How to Stop Texting and Driving

You know it’s wrong. You know it’s dangerous. And it’s also illegal in most states. So why is it so hard to stop? While it may seem simple to stop, resisting the urge to pick up the phone can be hard. Here are 3 tips that might help.

  1. Turn your phone on silent: One of the easiest ways to avoid getting distracted is by putting your phone on silent mode. You may want to turn off the vibration too if you are inclined to peek because you felt the phone move. If you’re one of the millions of people who own a smartphone, put the device on airplane mode, which shuts off the phone’s reception. That way, you won’t receive any emails, texts, calls or notifications until you’re at your destination and turn off airplane mode. If all else fails, simply turn the phone off.
  2. Download a safety app: If willpower is not enough, get some help from your phone.
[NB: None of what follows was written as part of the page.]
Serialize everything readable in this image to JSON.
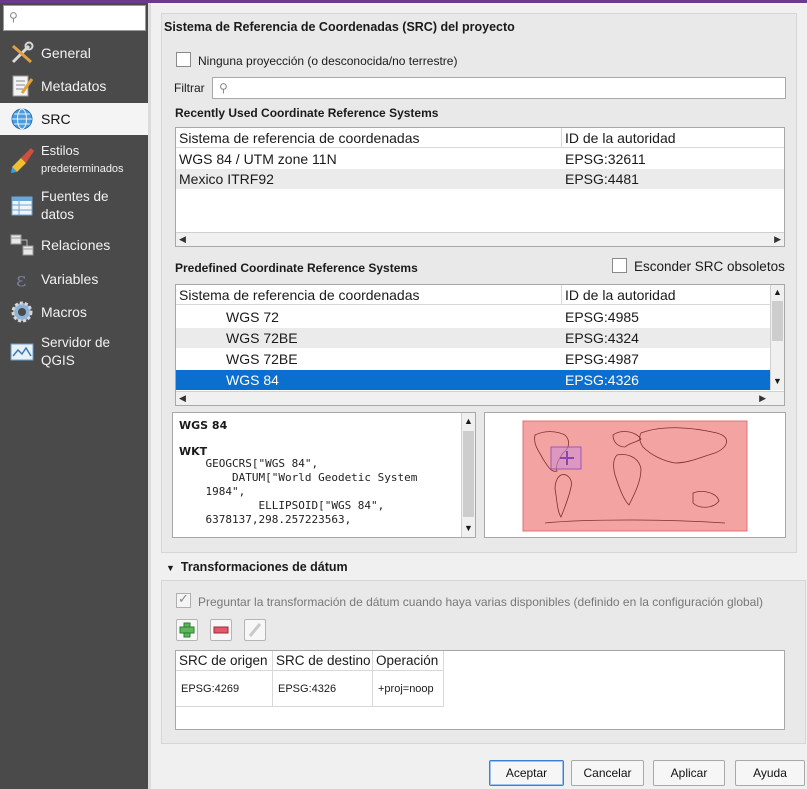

There are many apps that offer ways to make you stop texting and driving. Drivesafe.ly, DriveMode, and SafeDriver – just to name a few.
  3. Keep your phone out of reach: It sounds old school but it works. Not being able to see or hear your phone will most likely not tempt you to use it while you drive. Putting it in your trunk before you start your drive will force you to have to pull over and stop in a safe area like a rest stop or gas station if you have an urge to look at it while you are driving.

Texting and driving is an ongoing problem and states are looking to stamp it out as quickly as they can because, despite how harmless you may think it is, it’s becoming as serious as drunk driving in terms of being a threat to the wellbeing of the general public. Learn the laws and obey them–for your safety and for the safety of others.